For those of you keeping track, that’s 23 Beatles songs (if you count the Abbey Road medley that closed the show as three), 7 solo Paul McCartney songs, 6 Wings-related songs, and 3 other songs that don’t quite fit into one of those categories.  It was all great.  The only song that came anywhere near being a dud was “Temporary Secretary.”  It’s a slightly-annoying, completely weird song that Paul has, for some reason, plucked off McCartney II and started playing at shows.  The funny thing is that I was totally singing along about halfway through.  I’ve still got it in my head as I’m writing this.

What we really should be talking about here are the highlights.  There were so many.  The biggest highlight of a night full of them was a surprise performance of George Harrison’s “Something.”  I call it a surprise because it’s a song that’s so clearly associated with George.  Sure, it’s a Beatles song, but George wrote it and George sang it.  I’m still kind of shocked that I got to hear it–played on a ukulele nonetheless.  It was beautiful and I’m not ashamed to admit that I cried like a big, stupid baby.

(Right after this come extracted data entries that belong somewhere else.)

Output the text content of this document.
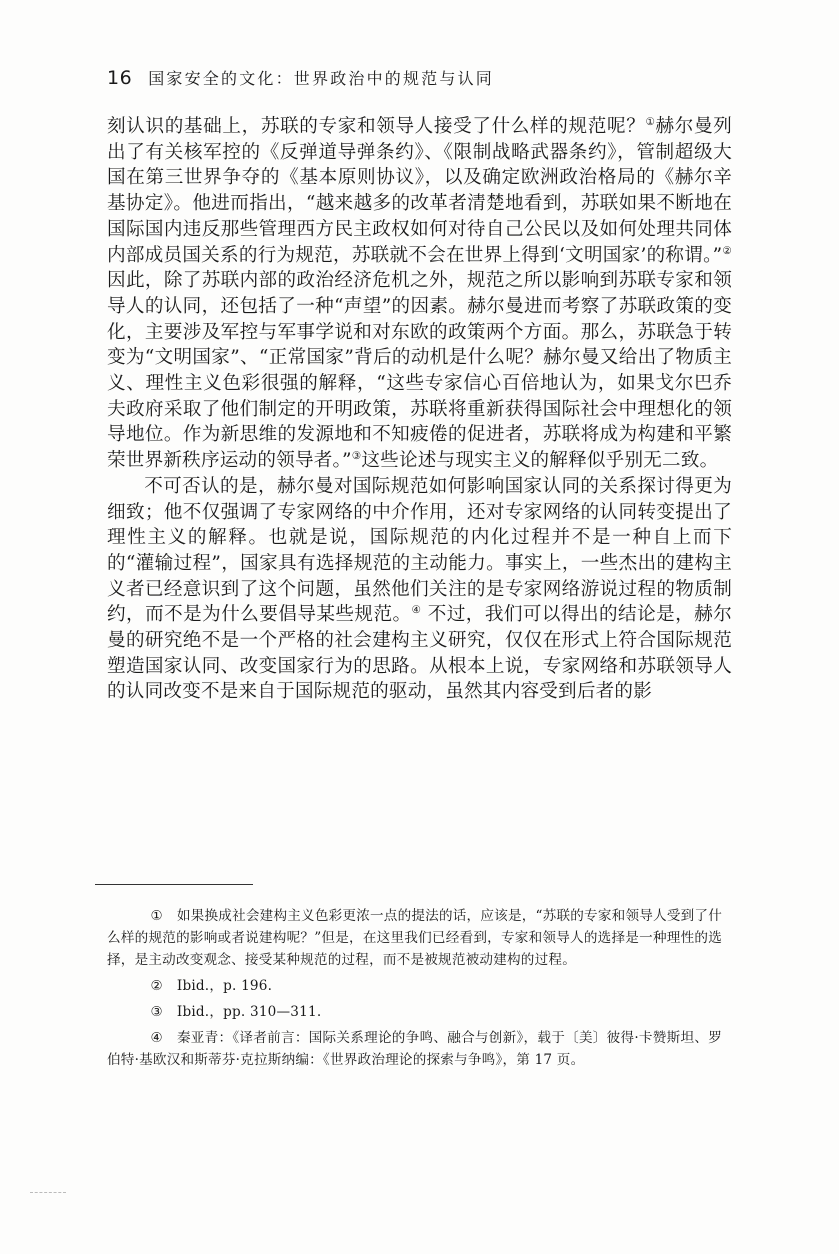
16 国家安全的文化：世界政治中的规范与认同

刻认识的基础上，苏联的专家和领导人接受了什么样的规范呢？①赫尔曼列出了有关核军控的《反弹道导弹条约》、《限制战略武器条约》，管制超级大国在第三世界争夺的《基本原则协议》，以及确定欧洲政治格局的《赫尔辛基协定》。他进而指出，“越来越多的改革者清楚地看到，苏联如果不断地在国际国内违反那些管理西方民主政权如何对待自己公民以及如何处理共同体内部成员国关系的行为规范，苏联就不会在世界上得到‘文明国家’的称谓。”②因此，除了苏联内部的政治经济危机之外，规范之所以影响到苏联专家和领导人的认同，还包括了一种“声望”的因素。赫尔曼进而考察了苏联政策的变化，主要涉及军控与军事学说和对东欧的政策两个方面。那么，苏联急于转变为“文明国家”、“正常国家”背后的动机是什么呢？赫尔曼又给出了物质主义、理性主义色彩很强的解释，“这些专家信心百倍地认为，如果戈尔巴乔夫政府采取了他们制定的开明政策，苏联将重新获得国际社会中理想化的领导地位。作为新思维的发源地和不知疲倦的促进者，苏联将成为构建和平繁荣世界新秩序运动的领导者。”③这些论述与现实主义的解释似乎别无二致。

不可否认的是，赫尔曼对国际规范如何影响国家认同的关系探讨得更为细致；他不仅强调了专家网络的中介作用，还对专家网络的认同转变提出了理性主义的解释。也就是说，国际规范的内化过程并不是一种自上而下的“灌输过程”，国家具有选择规范的主动能力。事实上，一些杰出的建构主义者已经意识到了这个问题，虽然他们关注的是专家网络游说过程的物质制约，而不是为什么要倡导某些规范。④ 不过，我们可以得出的结论是，赫尔曼的研究绝不是一个严格的社会建构主义研究，仅仅在形式上符合国际规范塑造国家认同、改变国家行为的思路。从根本上说，专家网络和苏联领导人的认同改变不是来自于国际规范的驱动，虽然其内容受到后者的影

① 如果换成社会建构主义色彩更浓一点的提法的话，应该是，“苏联的专家和领导人受到了什么样的规范的影响或者说建构呢？”但是，在这里我们已经看到，专家和领导人的选择是一种理性的选择，是主动改变观念、接受某种规范的过程，而不是被规范被动建构的过程。

② Ibid.，p. 196.

③ Ibid.，pp. 310—311.

④ 秦亚青：《译者前言：国际关系理论的争鸣、融合与创新》，载于〔美〕彼得·卡赞斯坦、罗伯特·基欧汉和斯蒂芬·克拉斯纳编：《世界政治理论的探索与争鸣》，第 17 页。
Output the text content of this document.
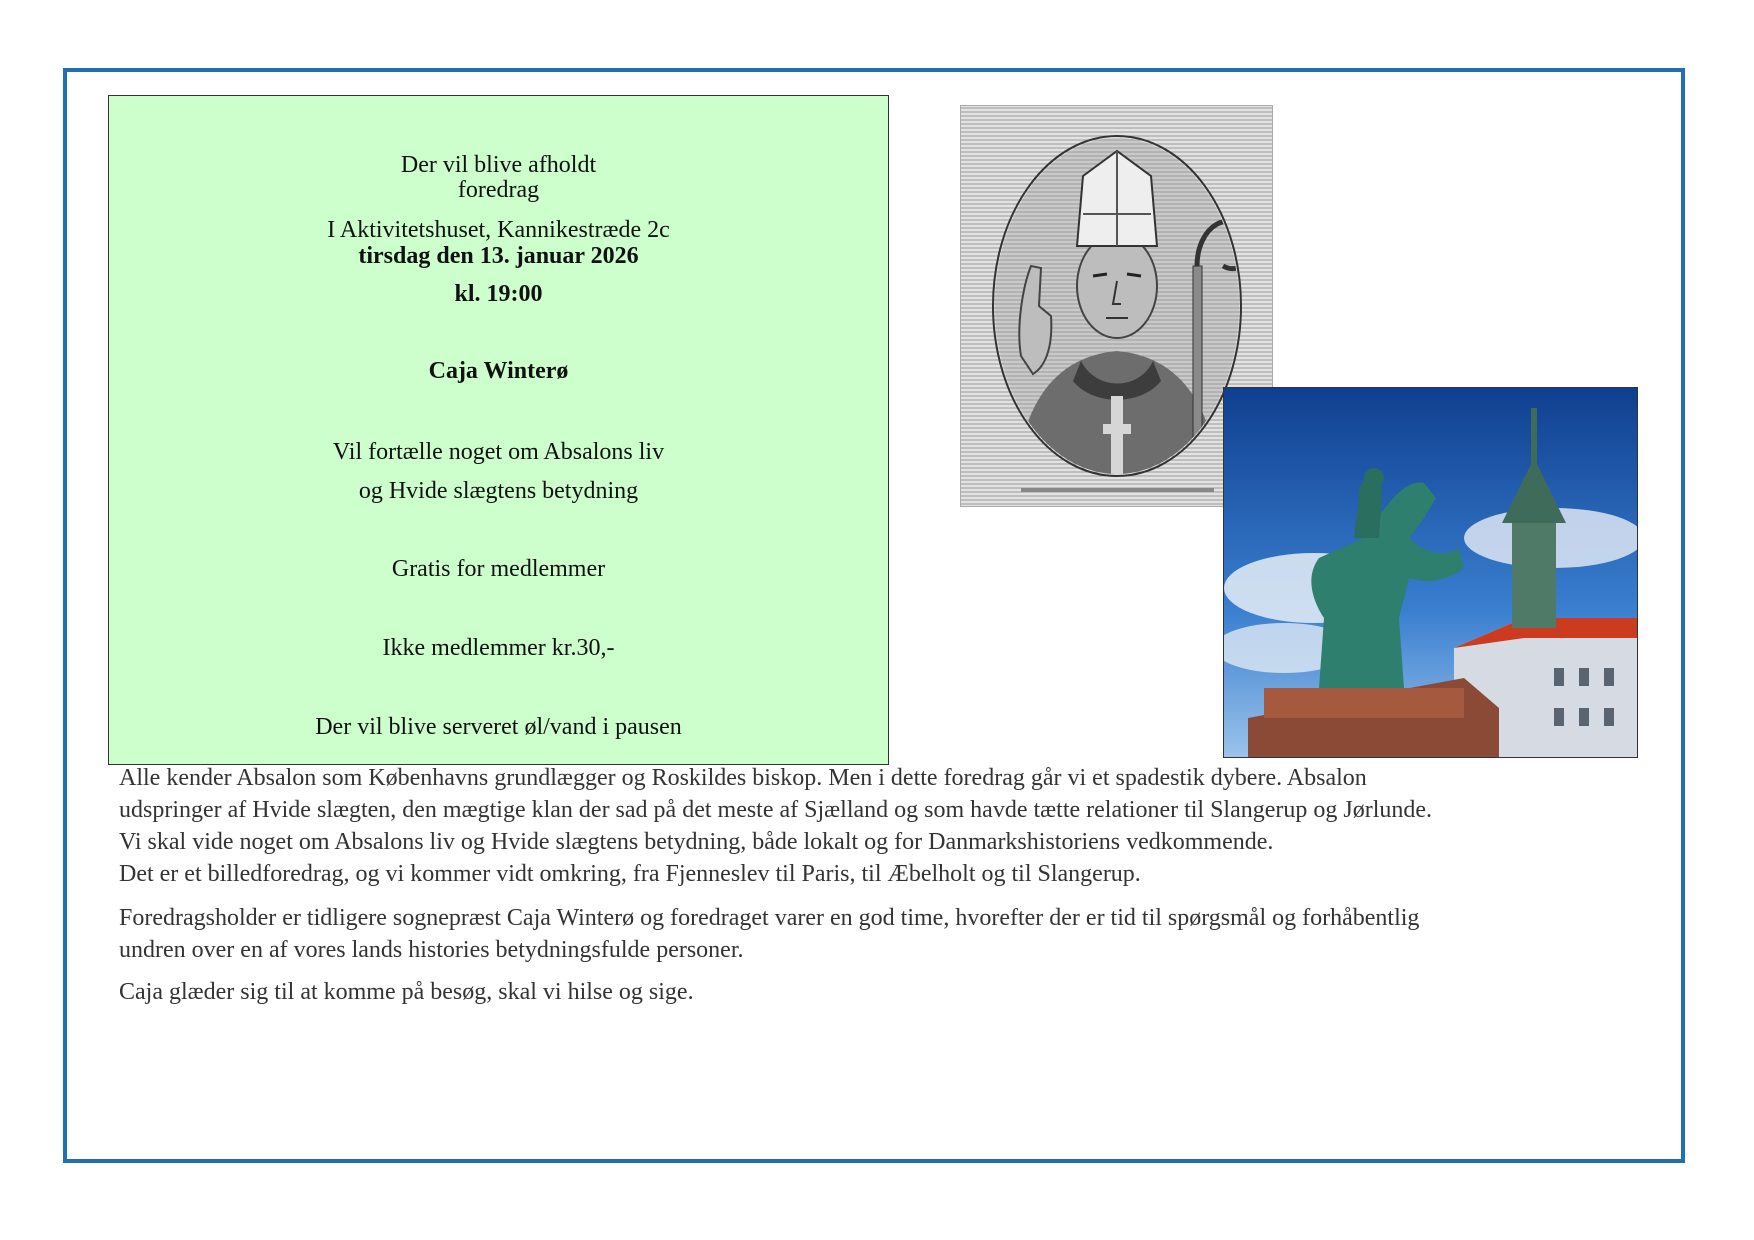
Der vil blive afholdt
foredrag
I Aktivitetshuset, Kannikestræde 2c
tirsdag den 13. januar 2026
kl. 19:00
Caja Winterø
Vil fortælle noget om Absalons liv
og Hvide slægtens betydning
Gratis for medlemmer
Ikke medlemmer kr.30,-
Der vil blive serveret øl/vand i pausen
Alle kender Absalon som Københavns grundlægger og Roskildes biskop. Men i dette foredrag går vi et spadestik dybere. Absalon
udspringer af Hvide slægten, den mægtige klan der sad på det meste af Sjælland og som havde tætte relationer til Slangerup og Jørlunde.
Vi skal vide noget om Absalons liv og Hvide slægtens betydning, både lokalt og for Danmarkshistoriens vedkommende.
Det er et billedforedrag, og vi kommer vidt omkring, fra Fjenneslev til Paris, til Æbelholt og til Slangerup.
Foredragsholder er tidligere sognepræst Caja Winterø og foredraget varer en god time, hvorefter der er tid til spørgsmål og forhåbentlig
undren over en af vores lands histories betydningsfulde personer.
Caja glæder sig til at komme på besøg, skal vi hilse og sige.
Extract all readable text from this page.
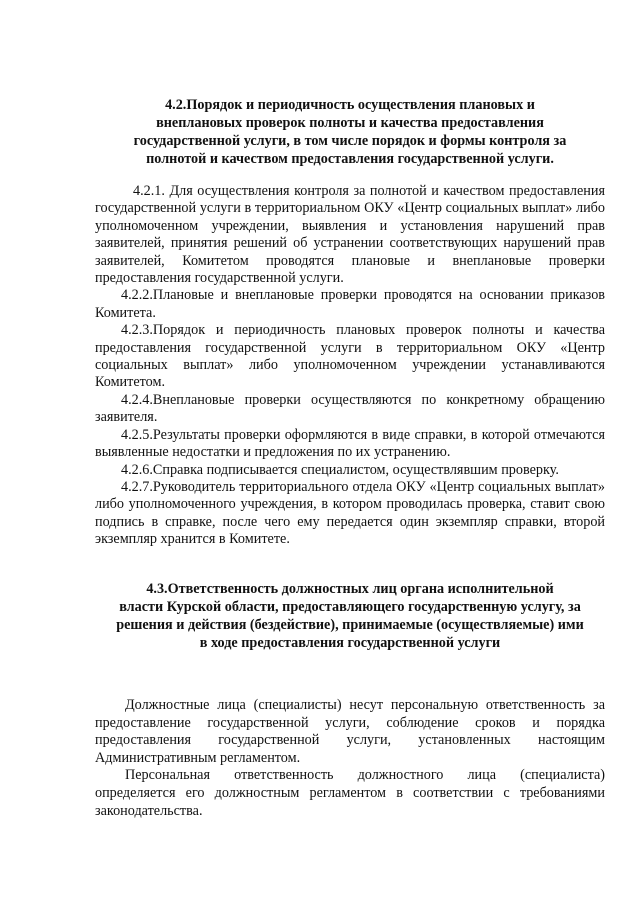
4.2.Порядок и периодичность осуществления плановых и
внеплановых проверок полноты и качества предоставления
государственной услуги, в том числе порядок и формы контроля за
полнотой и качеством предоставления государственной услуги.

4.2.1. Для осуществления контроля за полнотой и качеством предоставления государственной услуги в территориальном ОКУ «Центр социальных выплат» либо уполномоченном учреждении, выявления и установления нарушений прав заявителей, принятия решений об устранении соответствующих нарушений прав заявителей, Комитетом проводятся плановые и внеплановые проверки предоставления государственной услуги.

4.2.2.Плановые и внеплановые проверки проводятся на основании приказов Комитета.

4.2.3.Порядок и периодичность плановых проверок полноты и качества предоставления государственной услуги в территориальном ОКУ «Центр социальных выплат» либо уполномоченном учреждении устанавливаются Комитетом.

4.2.4.Внеплановые проверки осуществляются по конкретному обращению заявителя.

4.2.5.Результаты проверки оформляются в виде справки, в которой отмечаются выявленные недостатки и предложения по их устранению.

4.2.6.Справка подписывается специалистом, осуществлявшим проверку.

4.2.7.Руководитель территориального отдела ОКУ «Центр социальных выплат» либо уполномоченного учреждения, в котором проводилась проверка, ставит свою подпись в справке, после чего ему передается один экземпляр справки, второй экземпляр хранится в Комитете.

4.3.Ответственность должностных лиц органа исполнительной
власти Курской области, предоставляющего государственную услугу, за
решения и действия (бездействие), принимаемые (осуществляемые) ими
в ходе предоставления государственной услуги

Должностные лица (специалисты) несут персональную ответственность за предоставление государственной услуги, соблюдение сроков и порядка предоставления государственной услуги, установленных настоящим Административным регламентом.

Персональная ответственность должностного лица (специалиста) определяется его должностным регламентом в соответствии с требованиями законодательства.
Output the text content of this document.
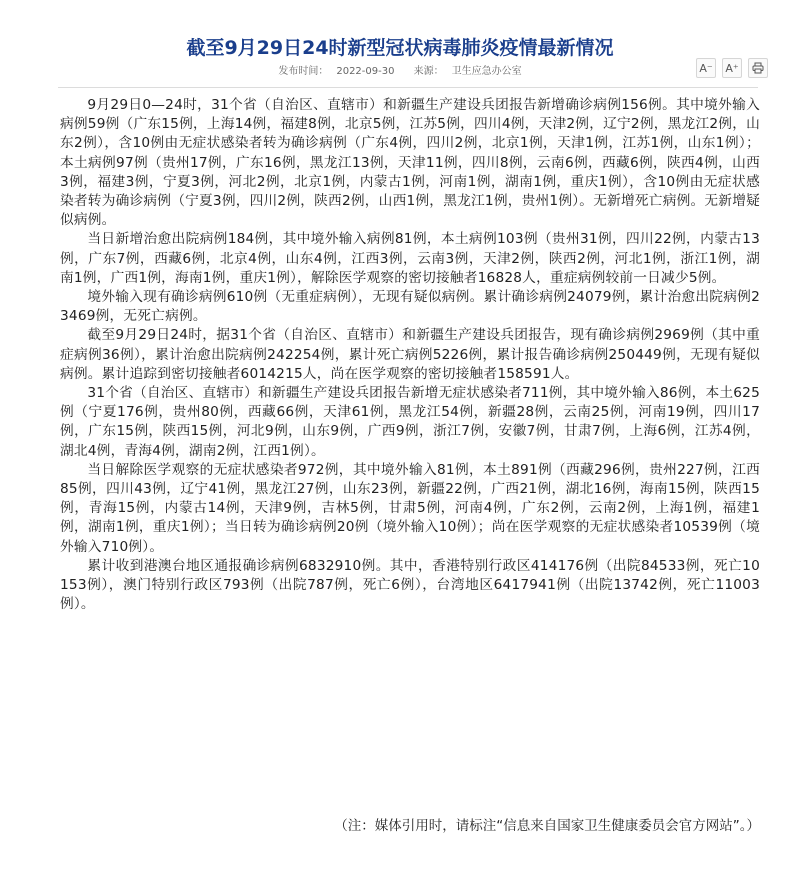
截至9月29日24时新型冠状病毒肺炎疫情最新情况
发布时间： 2022-09-30 来源： 卫生应急办公室	A⁻ A⁺

9月29日0—24时，31个省（自治区、直辖市）和新疆生产建设兵团报告新增确诊病例156例。其中境外输入病例59例（广东15例，上海14例，福建8例，北京5例，江苏5例，四川4例，天津2例，辽宁2例，黑龙江2例，山东2例），含10例由无症状感染者转为确诊病例（广东4例，四川2例，北京1例，天津1例，江苏1例，山东1例）；本土病例97例（贵州17例，广东16例，黑龙江13例，天津11例，四川8例，云南6例，西藏6例，陕西4例，山西3例，福建3例，宁夏3例，河北2例，北京1例，内蒙古1例，河南1例，湖南1例，重庆1例），含10例由无症状感染者转为确诊病例（宁夏3例，四川2例，陕西2例，山西1例，黑龙江1例，贵州1例）。无新增死亡病例。无新增疑似病例。

当日新增治愈出院病例184例，其中境外输入病例81例，本土病例103例（贵州31例，四川22例，内蒙古13例，广东7例，西藏6例，北京4例，山东4例，江西3例，云南3例，天津2例，陕西2例，河北1例，浙江1例，湖南1例，广西1例，海南1例，重庆1例），解除医学观察的密切接触者16828人，重症病例较前一日减少5例。

境外输入现有确诊病例610例（无重症病例），无现有疑似病例。累计确诊病例24079例，累计治愈出院病例23469例，无死亡病例。

截至9月29日24时，据31个省（自治区、直辖市）和新疆生产建设兵团报告，现有确诊病例2969例（其中重症病例36例），累计治愈出院病例242254例，累计死亡病例5226例，累计报告确诊病例250449例，无现有疑似病例。累计追踪到密切接触者6014215人，尚在医学观察的密切接触者158591人。

31个省（自治区、直辖市）和新疆生产建设兵团报告新增无症状感染者711例，其中境外输入86例，本土625例（宁夏176例，贵州80例，西藏66例，天津61例，黑龙江54例，新疆28例，云南25例，河南19例，四川17例，广东15例，陕西15例，河北9例，山东9例，广西9例，浙江7例，安徽7例，甘肃7例，上海6例，江苏4例，湖北4例，青海4例，湖南2例，江西1例）。

当日解除医学观察的无症状感染者972例，其中境外输入81例，本土891例（西藏296例，贵州227例，江西85例，四川43例，辽宁41例，黑龙江27例，山东23例，新疆22例，广西21例，湖北16例，海南15例，陕西15例，青海15例，内蒙古14例，天津9例，吉林5例，甘肃5例，河南4例，广东2例，云南2例，上海1例，福建1例，湖南1例，重庆1例）；当日转为确诊病例20例（境外输入10例）；尚在医学观察的无症状感染者10539例（境外输入710例）。

累计收到港澳台地区通报确诊病例6832910例。其中，香港特别行政区414176例（出院84533例，死亡10153例），澳门特别行政区793例（出院787例，死亡6例），台湾地区6417941例（出院13742例，死亡11003例）。

（注：媒体引用时，请标注“信息来自国家卫生健康委员会官方网站”。）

Other highlights include “Here, There and Everywhere” and “Maybe I’m Amazed” played back-to-back, a mini Grand Old Opry-style set featuring acoustic versions of early Beatles classics, a boisterous “Live and Let Die” with explosions and fire shooting everywhere, “Ob-La-De, Ob-La-Da” and “Hey Jude” sing-alongs that I actually participated in, an unexpected ba-ba appearance in “Lady Madonna”, and the magnificent “Golden Slumbers–>Carry That Weight–>The End” medley that closed the show.

By the time we got to “The End,” I was happier than I’ve been in a while.  I felt light and clean and had to fight the urge to high-five complete strangers.  I would’ve been willing to spend a lot more money than I did to feel that way.  The way I look at it, I got a bargain.  I met up with my parents outside the venue, high-fived both of them, and then listened to my mom talk about how “awesome” Paul McCartney is, how great he looks for 74, and how she no longer regrets that my grandmother wouldn’t let her go see the Beatles when she was a little girl in 1964.  All is forgiven.

And my dad looked around all sneaky-like and told me he’d secretly recorded a dozen songs on his iPhone.  That pirate!